Breaking the Flow with Immutable Signatures
If you want a task in the chain to execute without receiving the previous task's result, you must mark it as immutable using .si() (signature immutable) or .set(immutable=True).
# add(2, 2) returns 4, but the next task ignores it and runs add(10, 10)
workflow = add.s(2, 2) | add.si(10, 10)
Automatic Upgrades to Chords
The _chain implementation in celery/canvas.py includes logic to automatically optimize workflows. If a group is followed by another task in a chain, the implementation "upgrades" this sequence into a chord.
This transformation happens inside _chain.prepare_steps. For example:
from celery import group
# This chain:
workflow = group(add.s(i, i) for i in range(5)) | add.s(10)
# Is automatically treated as a chord:
# chord([add(0,0), add(1,1), ...], add.s(10))
The prepare_steps method is responsible for unpacking these nested structures. It iterates through the tasks in reverse order, setting up the necessary links and identifying where groups need to be converted to chords to ensure synchronization.
Result Tracking and Parents
When you execute a chain, it returns an AsyncResult for the last task in the sequence. To access the results of intermediate tasks, you can navigate the parent attribute of the result object.
# t/unit/tasks/test_canvas.py example
c = add.s(2, 2) | add.s(4) | add.s(8)
result = c.apply_async()
# result is the AsyncResult for add(..., 8)
# result.parent is the AsyncResult for add(..., 4)
# result.parent.parent is the AsyncResult for add(2, 2)
Internal Execution (Protocol 2)
The codebase handles chains differently depending on the configured task_protocol.
- Protocol 1: Uses the
link(callback) field. Each task contains a reference to the next task to be called upon success. This can lead to deep recursion issues for very long chains. - Protocol 2 (Default): Uses a
chainlist in the message header. Instead of nesting callbacks, the worker pops the next task from this list and dispatches it. This avoids the recursion limits associated with Protocol 1.

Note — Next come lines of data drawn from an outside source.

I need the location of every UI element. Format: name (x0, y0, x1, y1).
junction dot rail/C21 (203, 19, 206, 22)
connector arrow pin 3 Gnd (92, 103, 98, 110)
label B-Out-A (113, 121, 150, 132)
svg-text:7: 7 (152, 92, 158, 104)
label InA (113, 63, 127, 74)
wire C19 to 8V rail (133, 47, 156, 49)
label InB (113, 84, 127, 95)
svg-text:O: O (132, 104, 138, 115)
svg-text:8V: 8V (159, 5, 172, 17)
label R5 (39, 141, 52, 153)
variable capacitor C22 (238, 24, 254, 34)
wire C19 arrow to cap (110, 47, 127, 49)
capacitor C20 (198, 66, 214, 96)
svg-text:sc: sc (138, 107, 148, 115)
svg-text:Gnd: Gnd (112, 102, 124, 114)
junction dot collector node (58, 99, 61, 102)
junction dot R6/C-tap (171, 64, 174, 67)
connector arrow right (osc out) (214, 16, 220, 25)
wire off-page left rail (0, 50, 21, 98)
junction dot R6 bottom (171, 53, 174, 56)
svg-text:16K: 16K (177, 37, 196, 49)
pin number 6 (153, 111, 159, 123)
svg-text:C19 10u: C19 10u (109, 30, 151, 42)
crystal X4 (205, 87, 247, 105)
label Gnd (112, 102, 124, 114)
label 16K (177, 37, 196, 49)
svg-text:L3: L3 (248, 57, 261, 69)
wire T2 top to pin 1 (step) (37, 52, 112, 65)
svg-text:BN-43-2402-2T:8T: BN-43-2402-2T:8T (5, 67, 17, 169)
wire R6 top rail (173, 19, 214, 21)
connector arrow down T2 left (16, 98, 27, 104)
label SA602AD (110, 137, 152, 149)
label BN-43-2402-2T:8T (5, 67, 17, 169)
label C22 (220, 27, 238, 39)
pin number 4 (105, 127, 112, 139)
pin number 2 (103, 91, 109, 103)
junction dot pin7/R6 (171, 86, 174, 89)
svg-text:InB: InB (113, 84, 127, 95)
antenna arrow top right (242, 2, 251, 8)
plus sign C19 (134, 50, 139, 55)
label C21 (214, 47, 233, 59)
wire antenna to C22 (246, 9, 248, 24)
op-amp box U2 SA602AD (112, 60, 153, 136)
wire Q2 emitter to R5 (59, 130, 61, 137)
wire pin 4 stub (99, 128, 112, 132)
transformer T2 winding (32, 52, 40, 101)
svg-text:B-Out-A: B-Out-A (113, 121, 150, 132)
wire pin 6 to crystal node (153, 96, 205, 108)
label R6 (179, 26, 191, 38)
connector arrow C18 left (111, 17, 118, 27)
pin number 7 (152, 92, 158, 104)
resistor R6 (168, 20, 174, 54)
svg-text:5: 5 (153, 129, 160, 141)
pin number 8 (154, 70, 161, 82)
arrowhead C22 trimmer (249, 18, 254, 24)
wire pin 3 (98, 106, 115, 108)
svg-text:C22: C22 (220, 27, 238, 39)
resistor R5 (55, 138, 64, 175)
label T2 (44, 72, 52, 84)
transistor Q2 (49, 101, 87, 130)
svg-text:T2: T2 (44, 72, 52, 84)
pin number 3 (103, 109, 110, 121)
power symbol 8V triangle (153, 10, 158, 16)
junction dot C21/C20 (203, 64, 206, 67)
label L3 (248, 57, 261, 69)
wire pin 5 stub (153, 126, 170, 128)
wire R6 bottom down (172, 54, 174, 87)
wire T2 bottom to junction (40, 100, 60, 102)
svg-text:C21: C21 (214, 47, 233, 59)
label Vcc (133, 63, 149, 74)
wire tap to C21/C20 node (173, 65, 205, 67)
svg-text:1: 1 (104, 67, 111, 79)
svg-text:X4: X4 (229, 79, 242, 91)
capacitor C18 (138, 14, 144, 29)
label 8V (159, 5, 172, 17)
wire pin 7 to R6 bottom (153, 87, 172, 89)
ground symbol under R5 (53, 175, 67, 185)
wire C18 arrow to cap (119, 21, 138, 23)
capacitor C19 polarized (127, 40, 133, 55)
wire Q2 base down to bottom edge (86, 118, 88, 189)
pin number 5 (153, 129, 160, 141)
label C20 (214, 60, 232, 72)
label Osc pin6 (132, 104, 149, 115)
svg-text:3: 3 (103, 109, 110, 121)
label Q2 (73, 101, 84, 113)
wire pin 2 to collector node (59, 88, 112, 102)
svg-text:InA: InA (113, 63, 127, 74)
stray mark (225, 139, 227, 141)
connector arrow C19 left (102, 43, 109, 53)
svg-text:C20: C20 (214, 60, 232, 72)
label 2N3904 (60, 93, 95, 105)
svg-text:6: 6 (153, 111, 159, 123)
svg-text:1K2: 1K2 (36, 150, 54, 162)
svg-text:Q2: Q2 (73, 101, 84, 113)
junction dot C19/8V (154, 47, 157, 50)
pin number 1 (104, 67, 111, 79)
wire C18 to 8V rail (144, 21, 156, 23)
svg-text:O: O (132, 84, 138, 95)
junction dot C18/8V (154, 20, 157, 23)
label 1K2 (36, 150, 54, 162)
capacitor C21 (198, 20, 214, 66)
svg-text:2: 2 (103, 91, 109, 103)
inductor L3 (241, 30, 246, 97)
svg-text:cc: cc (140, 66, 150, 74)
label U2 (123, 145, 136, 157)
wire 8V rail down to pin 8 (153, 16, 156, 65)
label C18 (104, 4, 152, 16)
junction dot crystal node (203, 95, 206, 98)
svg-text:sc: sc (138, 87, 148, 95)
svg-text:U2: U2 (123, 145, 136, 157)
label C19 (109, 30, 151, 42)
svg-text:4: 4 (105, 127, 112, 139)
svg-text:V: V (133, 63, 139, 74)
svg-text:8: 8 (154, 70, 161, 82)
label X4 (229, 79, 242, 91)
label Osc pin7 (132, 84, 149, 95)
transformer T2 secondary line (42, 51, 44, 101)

The _chain.run method manages this logic, calling prepare_steps to flatten the chain and ensure that root_id and parent_id are correctly propagated across all tasks in the sequence.
Error Handling
Error callbacks (errbacks) attached to a chain are propagated to every task within that chain. This ensures that if any task in the sequence fails, the error handler is triggered.
# From t/unit/tasks/test_canvas.py
c = (add.s(2, 2) | add.s(4)).on_error(error_handler.s())
When prepare_steps is called during execution, it iterates through the tasks and applies the link_error to each one, ensuring consistent error coverage across the entire sequential workflow.